Born in Utah in the middle of the last century, my life has sometimes resembled that of a vagabond. My early childhood was spent moving back and forth between an old family homestead in the Uintah Basin of Utah and a sheep ranch on the Western Slope of Colorado. At eleven years old, I became a “city” kid when we moved to the booming metropolis of Craig, Colorado, which had a population of about four-thousand people. I still think of Craig as my hometown even though I have not lived there since 1976.
In the half-century since leaving Craig in the rearview mirror, I have worked as a logger in Idaho, Arkansas and New Mexico. I have been a truck driver in Colorado, Utah, and Texas, and I have installed appliances in Florida.
In 1986, after finally realizing that logging was sometimes NOT a great notion, my wife and I moved from northern New Mexico to northwest Arkansas to start a better life for us and our daughter. The move to Arkansas marked the launch of a career in earthwork construction and excavation which would last for the next twenty-five years. From working as a common laborer to operating all kinds of heavy equipment to estimating and project management, I have been and done just about everything there is to do in the business of earthwork and excavation. For the last four years of that career, along with three partners, I owned and operated an excavation contracting business.

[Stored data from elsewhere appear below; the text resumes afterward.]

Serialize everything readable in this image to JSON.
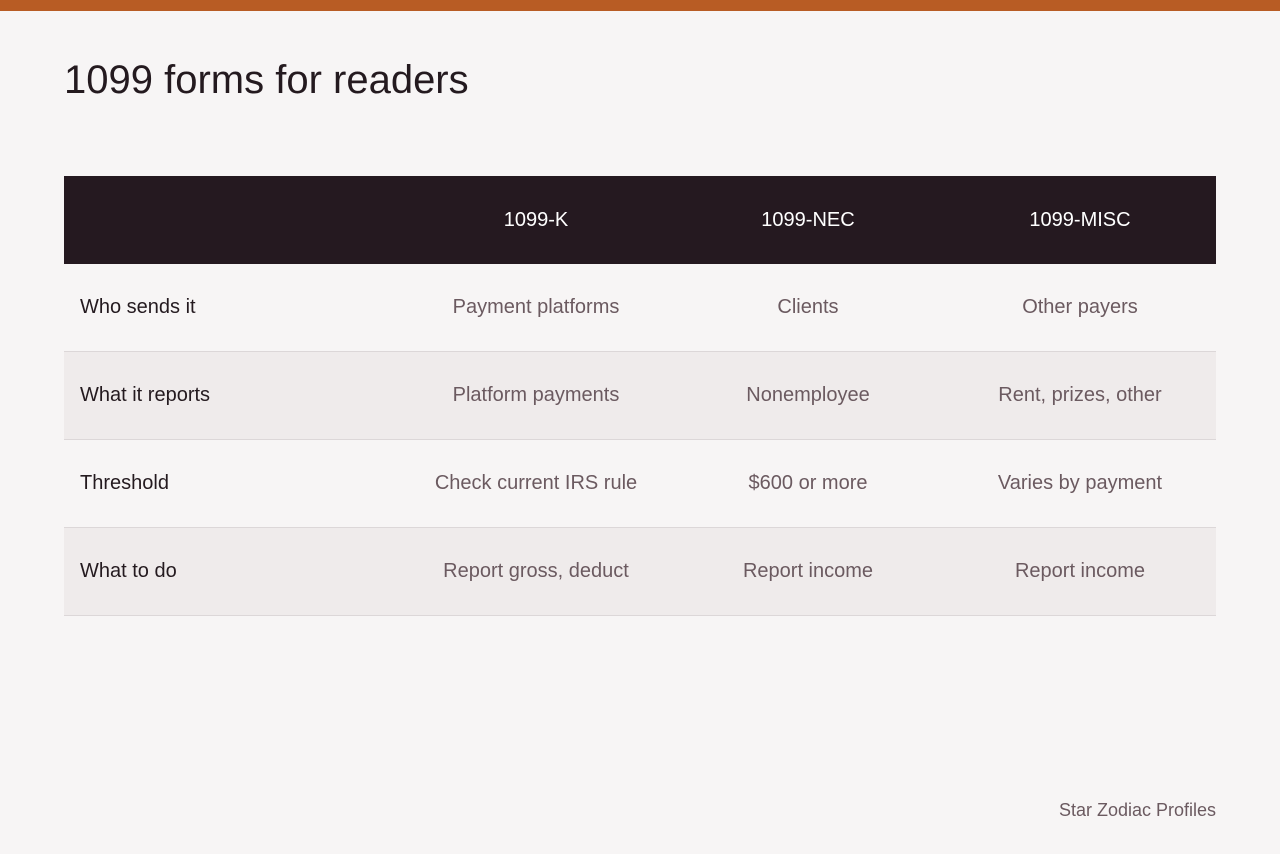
{
  "colors": {
    "accent": "#b85c24",
    "header_bg": "#251920",
    "background": "#f7f5f5",
    "alt_row": "#efebeb"
  },
  "page": {
    "title": "1099 forms for readers"
  },
  "table": {
    "columns": [
      "",
      "1099-K",
      "1099-NEC",
      "1099-MISC"
    ],
    "rows": [
      {
        "label": "Who sends it",
        "values": [
          "Payment platforms",
          "Clients",
          "Other payers"
        ]
      },
      {
        "label": "What it reports",
        "values": [
          "Platform payments",
          "Nonemployee",
          "Rent, prizes, other"
        ]
      },
      {
        "label": "Threshold",
        "values": [
          "Check current IRS rule",
          "$600 or more",
          "Varies by payment"
        ]
      },
      {
        "label": "What to do",
        "values": [
          "Report gross, deduct",
          "Report income",
          "Report income"
        ]
      }
    ]
  },
  "footer": {
    "brand": "Star Zodiac Profiles"
  }
}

The great recession wiped out that business, and in 2011, I embarked on a new career helping to manage a trucking company that specialized in hazardous material transport. That career carried me to retirement from the great American work force in 2016.
Retirement has not been the end, though. Far from it. Retirement marked the beginning of my last career. The one I have dabbled at and wanted to do full-time my entire life. It isn’t so much that I have always wanted to be a writer. I have always been a writer. From writing poetry and song lyrics to beginning what would have been my first novel to safety and training manuals for the workplace, I have never stopped writing. Now, in retirement, writing and publishing has become the career I always wanted it to be.
May you always enjoy the reading as much as I enjoy the writing.